Tisna Zarina Zainal Abidin membuka pentas dengan lakon berjudul Dari Delhi ke Syononto. Berpakaian perempuan India, monolog yang diawali dengan bahasa Inggris itu ikut diselingi tarian dan musik India. Cerita rekaan sutradara Roslee Mansor tersebut berkisah tentang seorang perempuan India bernama Dewi, yang terdampar di negeri orang.
Berangkat bersama kedua orang tuanya dari India, mereka ingin ke Syononto atau Singapura. Di tengah laut, kapal mereka karam. Hanya Dewi yang selamat, lalu dibawa seorang nelayan Semenanjung Melayu dari bibir pantai.
Sebagai anak angkat nelayan, tugas Dewi hanyalah mengurus hasil melaut. Tiap teringat kedua orang tuanya, yang dipanggil Ama dan Apa, ia berlatih menari setelah bekerja. Dewi pun menjadi penari dan akhirnya memilih pulang ke tanah kelahirannya.
Pertunjukan sekitar 20 menit itu sangat miskin properti. Hanya memakai kapal kertas dan suara latar seperti ombak. Lakon baru Rooslee itu pun mengalir datar, tanpa hentakan apalagi kejutan.
Lakon kedua tampil lebih menarik. Berjudul Wad (kamar) 301, Zamzuriah Zahari memerankan 3 karakter bergantian. Di awal pertunjukan, ia adalah seorang perempuan berkerudung yang berceloteh sambil duduk di atas kursi. Seperti sedang berceramah, dia mempersoalkan anak-anak muda zaman sekarang yang tak taat aturan. Masalah kemudian merembet ke soal agama.
Beralih ke babak kedua, Zamzuriah menjadi seorang nenek bungkuk bertongkat kayu. Dengan wajah bertopeng, ia menyempatkan turun panggung dan menyambangi deretan kursi bagian depan Gedung Kesenian Sunan Ambu. Dengan bahasa Melayu, ia berusaha menjalin komunikasi dengan penonton.
Tapi rekan-rekan kelompok teaternya saja yang menyahuti. Penonton lain yang kebanyakan mahasiswa dan pelajar SMK Seni di Bandung memilih diam. Mereka mungkin bingung karena monolog malah mengajak berdialog.

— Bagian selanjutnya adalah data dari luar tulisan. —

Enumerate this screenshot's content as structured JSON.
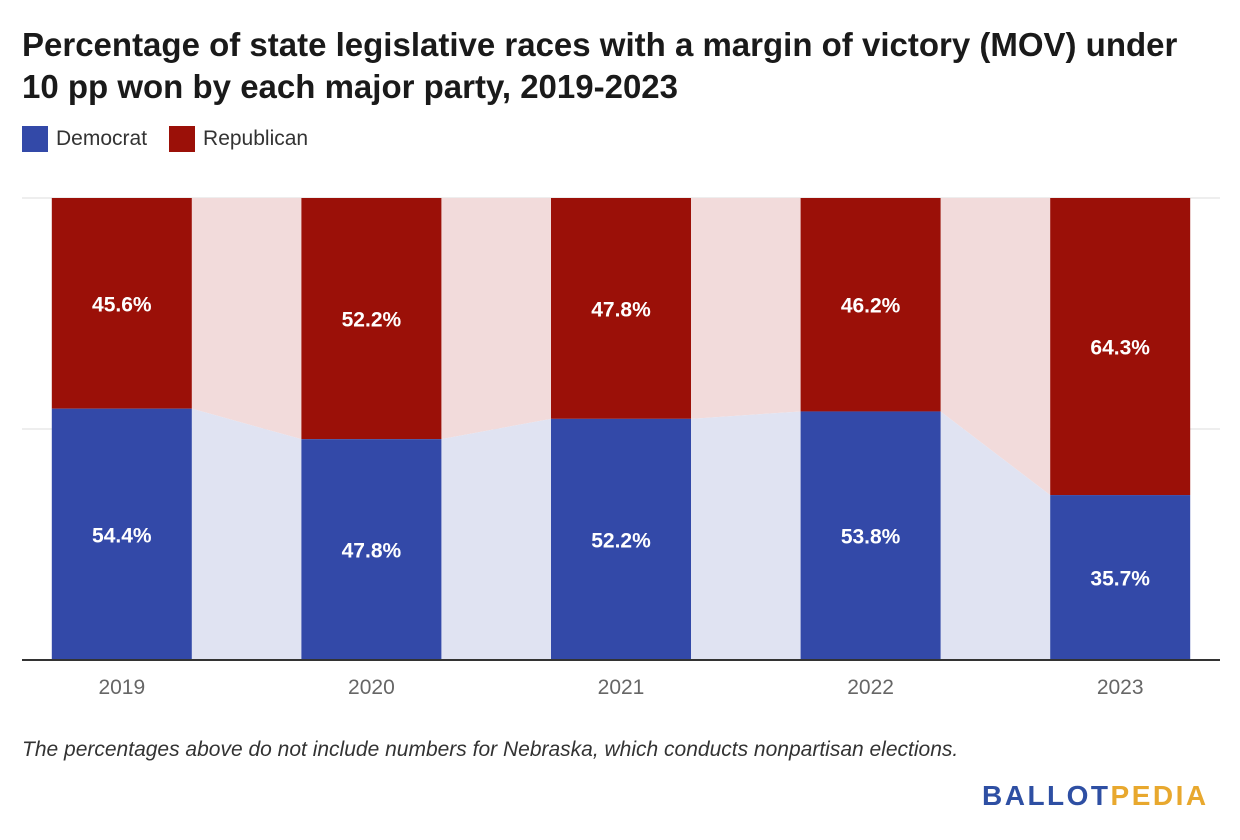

Setelah itu, ia menjadi seorang penari. Di babak ini, identitas perempuan tak bernama itu mulai terkuak. Berulang-ulang ia menegaskan bukan pembunuh kedua orang tuanya. "Ayah tertusuk pisau sendiri. Ibu minum racun," katanya.
Dalam lawatannya ke Indonesia, kelompok teater yang sering membawakan lakon realisme itu singgah di Bandung. Membawa 13 orang anggotanya, kelompok juara Festival Teater Malaysia pada 1991, 1992, dan 1993 itu batal pentas di Surabaya, Jawa Timur, karena mahalnya izin pertunjukan. Selanjutnya, kata Roslee, mereka akan bertandang ke Bali -- mempelajari kebudayaan setempat.